On October 16, 1859, John Brown led a historic attack on the Harper's Ferry Armory. Nelson narrates the incredible events that unfolded that day and explodes the conventional dismissal of John Brown as a fanatic, presenting him as a revolutionary who, at the cost of his own life, helped bring an end to slavery.
After Brown's execution, the great abolitionist Frederick Douglass said of him, "If John Brown did not end the war that ended slavery, he did at least begin the war that ended slavery. . . . Until this blow was struck, the prospect for freedom was dim, shadowy and uncertain. The irrepressible conflict was one of words, votes and compromises. When John Brown stretched forth his arm, the sky was cleared. The time for compromises was gone--the armed hosts of freedom stood face to face over the chasm of a broken Union--and the clash of arms was at hand. The South staked all upon getting possession of the Federal Government, and failing to do that, drew the sword of rebellion and thus made her own, and not Brown's, the lost cause of the century."
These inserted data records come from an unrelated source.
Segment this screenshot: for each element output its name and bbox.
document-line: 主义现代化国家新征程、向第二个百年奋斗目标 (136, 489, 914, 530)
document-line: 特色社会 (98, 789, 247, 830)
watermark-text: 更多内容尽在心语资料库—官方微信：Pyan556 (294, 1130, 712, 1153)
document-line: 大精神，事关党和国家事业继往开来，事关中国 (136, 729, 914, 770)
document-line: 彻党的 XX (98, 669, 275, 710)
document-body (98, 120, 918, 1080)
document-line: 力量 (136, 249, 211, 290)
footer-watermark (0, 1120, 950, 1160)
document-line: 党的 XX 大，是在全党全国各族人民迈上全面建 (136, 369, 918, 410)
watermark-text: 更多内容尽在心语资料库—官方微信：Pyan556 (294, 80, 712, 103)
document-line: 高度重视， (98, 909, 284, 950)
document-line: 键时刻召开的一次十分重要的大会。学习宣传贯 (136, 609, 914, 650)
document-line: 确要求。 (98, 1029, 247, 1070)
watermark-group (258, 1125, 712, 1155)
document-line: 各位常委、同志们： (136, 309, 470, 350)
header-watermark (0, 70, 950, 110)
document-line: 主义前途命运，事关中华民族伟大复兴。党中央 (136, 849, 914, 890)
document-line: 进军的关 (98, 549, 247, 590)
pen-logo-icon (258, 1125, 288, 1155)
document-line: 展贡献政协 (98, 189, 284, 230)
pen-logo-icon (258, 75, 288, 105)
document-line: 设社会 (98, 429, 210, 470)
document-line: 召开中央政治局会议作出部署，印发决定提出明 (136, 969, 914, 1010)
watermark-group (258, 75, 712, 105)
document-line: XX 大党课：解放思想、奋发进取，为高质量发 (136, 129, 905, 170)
Impressive individual and abolitionist. Enjoyed learning about his story and what led to his mission at Harper’s Ferry. A bit slow at the beginning and towards the end of the book. Overall, solid read.
Using almost exclusively primary sources, Nelson offers a far different portrait of Brown than even the more sympathetic ones of recent years. Commonly portrayed as a fanatic, a madman, or a deluded prophet on a quixotic crusade Nelson offers an individual commanding respect from even those most fervently opposed to him and his ideas. His plan was a revolutionary one, but one of modest scale that was ultimately undone by Brown's compassion and desire to avoid unnecessary bloodshed. Not what - or who - I was expecting.
One of the great pristine souls of man's history is John Brown, and Nelson's writing is as superb as its subject. A subject of tremendous inspiration, Nelson does incomparable work to rescue John Brown from the barest footnotes that he inhabits in other histories.